As for the Joker, well, a side-bet with Harvey about refraining from killing people for the day is pretty much the only thing that saves Wonder Woman (and the rest of Gotham) from the Joker. The bet itself, I buy. But Joker honoring that bet because it means he gets to “win”?
Not sure that’s how it ought to play out–feels like he would much rather revel in double-crossing Two-Face (just like he always does), if only just so that he could make a bad pun about it. Also, has the Joker become so outrageously powerful that Wonder Woman can’t deal with him without him handing himself to her on a platter?
All that quibbling aside, this was good entertainment, beautifully brightly colored by Brian Miller of Hi-Fi, and I think fans who aren’t looking for an Earth-shattering comic book experience will really dig it.
- You want neither the unending sprawl of the long-arcing current Bat titles, nor the newly-sprung sprawl of Multiversity.
- A great big pile of Gotham rogues is a party for the pages and watching Wonder Woman clean up Batman’s neighborhood sounds like a nice change of pace.
- You’ve missed Oracle.
- You want two Wonder Woman stories and will pay an extra dollar to have ‘em.
Classic superhero Wonder Woman fights classic Batman villains including Mr.

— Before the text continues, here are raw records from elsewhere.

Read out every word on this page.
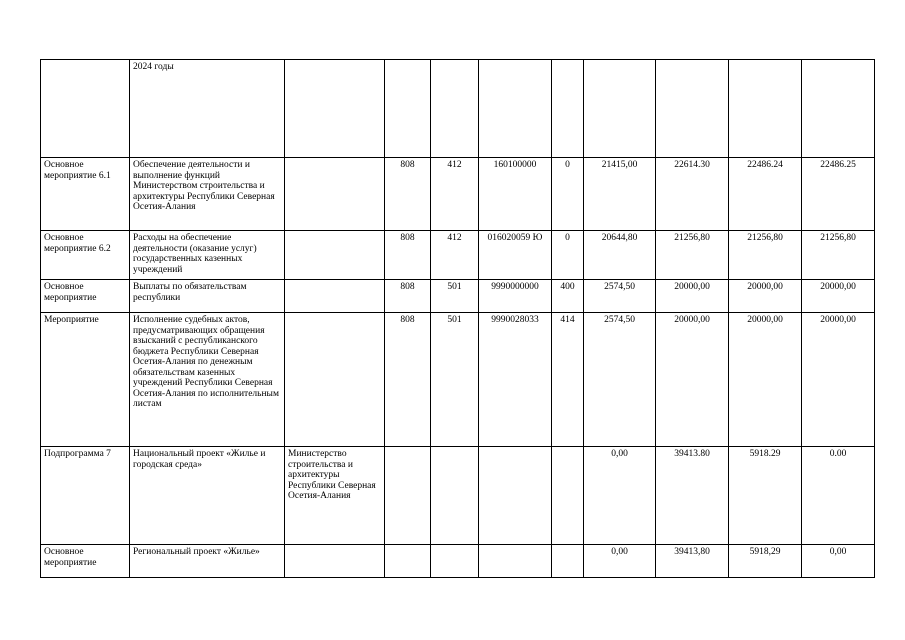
	2024 годы									
Основное мероприятие 6.1	Обеспечение деятельности и выполнение функций Министерством строительства и архитектуры Республики Северная Осетия-Алания		808	412	160100000	0	21415,00	22614.30	22486.24	22486.25
Основное мероприятие 6.2	Расходы на обеспечение деятельности (оказание услуг) государственных казенных учреждений		808	412	016020059 Ю	0	20644,80	21256,80	21256,80	21256,80
Основное мероприятие	Выплаты по обязательствам республики		808	501	9990000000	400	2574,50	20000,00	20000,00	20000,00
Мероприятие	Исполнение судебных актов, предусматривающих обращения взысканий с республиканского бюджета Республики Северная Осетия-Алания по денежным обязательствам казенных учреждений Республики Северная Осетия-Алания по исполнительным листам		808	501	9990028033	414	2574,50	20000,00	20000,00	20000,00
Подпрограмма 7	Национальный проект «Жилье и городская среда»	Министерство строительства и архитектуры Республики Северная Осетия-Алания					0,00	39413.80	5918.29	0.00
Основное мероприятие	Региональный проект «Жилье»						0,00	39413,80	5918,29	0,00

Freeze, Man-Bat and Joker, and teams up with Oracle, Catwoman, and Harley Quinn to bring order back to Gotham while Batman is temporarily sidelined. Sound like a fun ride you want to hop on? It’s pretty much exactly that–so if you have some lingering bucks after buying all of your other great books this week, consider picking up Sensation Comics as palette-cleanser. It’s a fun first issue and no knowledge of any known continuity is required!